In more detail, there are several components to SPACE 220. SPACE 221 is the amount is after the envelope follower and sets the final level of this module. This is the processed signal only, without the original. SPACE ENV FOLLOWER 222 tracks the input amount and forces the output level of this section to match. SPACE FC 223 sets the center frequency of the 4 pole digital high pass filter used in this section. This filter also changes phase as does EXPAND 210.
The original audio signal 200 is also processed by SPARKLE 230, which is a high pass filter. FIG. 2 depicts three blocks corresponding to SPARKLE 230. SPARKLE HPFC 231 is the output level for this block which sets HP filter frequency. SPARKLE TUBE THRESHOLD 232 sets the threshold frequency amount of tube simulator sound. The frequency for the high pass filter can be about 4000 to about 10000 Hertz. The tube simulator can be set in single digits from 1-5. The threshold can range from 0-1 in 0.1 intervals. The settings for SPARKLE 230 can also be preset.
In more detail, SPARKLE 230 includes three sub processing steps. SPARKLE HPFC 231 is the output level for this block, which sets HP filter frequency. SPARKLE TUBE THRESH 232 sets the lower level at which the tube simulator begins working. As the input increases, so does the amount of the tube sound. The tube sound is adding harmonics, compression and a slight bit of distortion to the input sound. This amount increases slightly as the input level increases. SPARKLE TUBE BOOST 233 sets amount of tube simulator sound. In one embodiment, the frequency for the high pass filter can be about 4000 to about 10000 Hertz. The tube simulator can be set in single digits from 1-5. The threshold can range from 0 to 1 in 0.1 intervals. The settings for SPARKLE can also be preset.
The original audio signal 200 is also processed by SUB BASS 240, which operates to add an amount of dynamic synthesized sub bass to the audio. In one embodiment, the frequency of the subpass is about 120 Hz to less. In more detail, SUB BASS 240 operates on the input signal 200 and uses a low pass filter to set the upper frequency limit to about 100 Hz. An octave divider occurs in the software that changes the input signal to lower by an octave (12 semi tones) and output to the only control in the interface, which is the level or the final amount. This is the effected signal only, without the original.

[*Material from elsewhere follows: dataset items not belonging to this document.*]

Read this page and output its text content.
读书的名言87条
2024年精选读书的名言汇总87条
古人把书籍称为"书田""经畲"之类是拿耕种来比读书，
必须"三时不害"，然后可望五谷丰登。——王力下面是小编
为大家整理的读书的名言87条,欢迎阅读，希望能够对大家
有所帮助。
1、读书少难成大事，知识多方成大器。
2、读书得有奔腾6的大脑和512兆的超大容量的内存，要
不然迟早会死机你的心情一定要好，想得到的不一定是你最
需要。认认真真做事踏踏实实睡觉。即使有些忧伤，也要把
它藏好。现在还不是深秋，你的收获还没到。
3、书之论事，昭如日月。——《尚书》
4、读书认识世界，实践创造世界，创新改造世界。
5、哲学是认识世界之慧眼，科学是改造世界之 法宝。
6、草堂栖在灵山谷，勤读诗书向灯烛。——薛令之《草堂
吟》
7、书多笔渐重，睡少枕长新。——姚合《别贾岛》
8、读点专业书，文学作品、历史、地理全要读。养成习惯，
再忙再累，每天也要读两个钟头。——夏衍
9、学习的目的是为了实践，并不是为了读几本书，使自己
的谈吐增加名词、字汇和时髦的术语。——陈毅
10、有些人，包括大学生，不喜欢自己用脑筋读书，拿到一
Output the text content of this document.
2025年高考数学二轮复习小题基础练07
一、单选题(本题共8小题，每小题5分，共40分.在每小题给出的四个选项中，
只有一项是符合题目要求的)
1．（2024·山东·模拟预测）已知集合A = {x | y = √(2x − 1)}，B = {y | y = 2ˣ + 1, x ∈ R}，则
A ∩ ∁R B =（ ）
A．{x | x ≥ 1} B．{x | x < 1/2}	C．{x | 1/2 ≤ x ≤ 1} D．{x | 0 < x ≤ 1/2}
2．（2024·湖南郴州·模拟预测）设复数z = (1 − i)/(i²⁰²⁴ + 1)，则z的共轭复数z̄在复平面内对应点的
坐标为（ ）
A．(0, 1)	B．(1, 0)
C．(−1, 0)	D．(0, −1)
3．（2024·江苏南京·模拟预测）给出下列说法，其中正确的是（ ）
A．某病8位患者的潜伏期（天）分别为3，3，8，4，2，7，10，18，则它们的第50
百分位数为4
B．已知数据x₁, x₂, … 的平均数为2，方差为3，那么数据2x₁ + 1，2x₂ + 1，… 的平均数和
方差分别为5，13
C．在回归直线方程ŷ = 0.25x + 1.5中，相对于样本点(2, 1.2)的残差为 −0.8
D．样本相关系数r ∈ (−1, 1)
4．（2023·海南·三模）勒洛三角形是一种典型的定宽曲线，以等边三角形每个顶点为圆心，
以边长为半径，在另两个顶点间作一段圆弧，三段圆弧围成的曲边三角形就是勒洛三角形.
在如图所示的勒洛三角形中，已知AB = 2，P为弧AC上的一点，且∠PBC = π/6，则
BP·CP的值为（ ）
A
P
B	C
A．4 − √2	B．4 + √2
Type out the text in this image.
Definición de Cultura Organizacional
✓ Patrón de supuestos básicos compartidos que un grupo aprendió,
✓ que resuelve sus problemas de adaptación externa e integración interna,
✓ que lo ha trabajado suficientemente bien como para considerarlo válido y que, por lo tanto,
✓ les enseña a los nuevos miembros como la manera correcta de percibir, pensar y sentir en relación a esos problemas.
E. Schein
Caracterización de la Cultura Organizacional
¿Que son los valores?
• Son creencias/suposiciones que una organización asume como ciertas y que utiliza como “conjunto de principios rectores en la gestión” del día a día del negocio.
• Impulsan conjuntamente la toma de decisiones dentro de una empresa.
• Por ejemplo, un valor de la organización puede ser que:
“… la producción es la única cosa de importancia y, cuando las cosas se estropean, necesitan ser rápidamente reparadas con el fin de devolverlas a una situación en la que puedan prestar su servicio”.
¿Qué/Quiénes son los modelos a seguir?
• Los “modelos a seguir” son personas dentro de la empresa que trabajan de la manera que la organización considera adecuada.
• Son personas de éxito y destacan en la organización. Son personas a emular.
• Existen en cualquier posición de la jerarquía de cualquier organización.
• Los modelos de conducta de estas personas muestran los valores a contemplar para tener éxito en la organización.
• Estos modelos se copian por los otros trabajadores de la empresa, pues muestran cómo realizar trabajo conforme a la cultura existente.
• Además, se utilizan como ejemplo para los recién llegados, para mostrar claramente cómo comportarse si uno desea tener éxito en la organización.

Processed audio from the above modules are fed into a summing mixer 250 which combines the audios. The levels going into the summing mixer are controlled by the various outputs of the modules listed above. As they all combine with the unprocessed original signal 260, there is interaction in phase, time and frequencies that occur dynamically. These changes all combine to create a very pleasing audio experience for the listener in the form of “enhanced” audio content. For example, a change in a single module can have a great affect on what happens in relation to the other modules final sound or the final harmonic output of the entire software application.
This process can be a small program or API for use in any smart phone format for fixed processor or for floating point processors, or used in any device that needs voice enhancement or clarity.
FIG. 3 is a table that illustrates an example of a setting for an android application according to an embodiment of the present invention. The table shows various settings corresponding to some of the processing modules of FIG. 2 for Voice and Music 310, Female Voice 320, Male Voice 330 and Male and Female 340.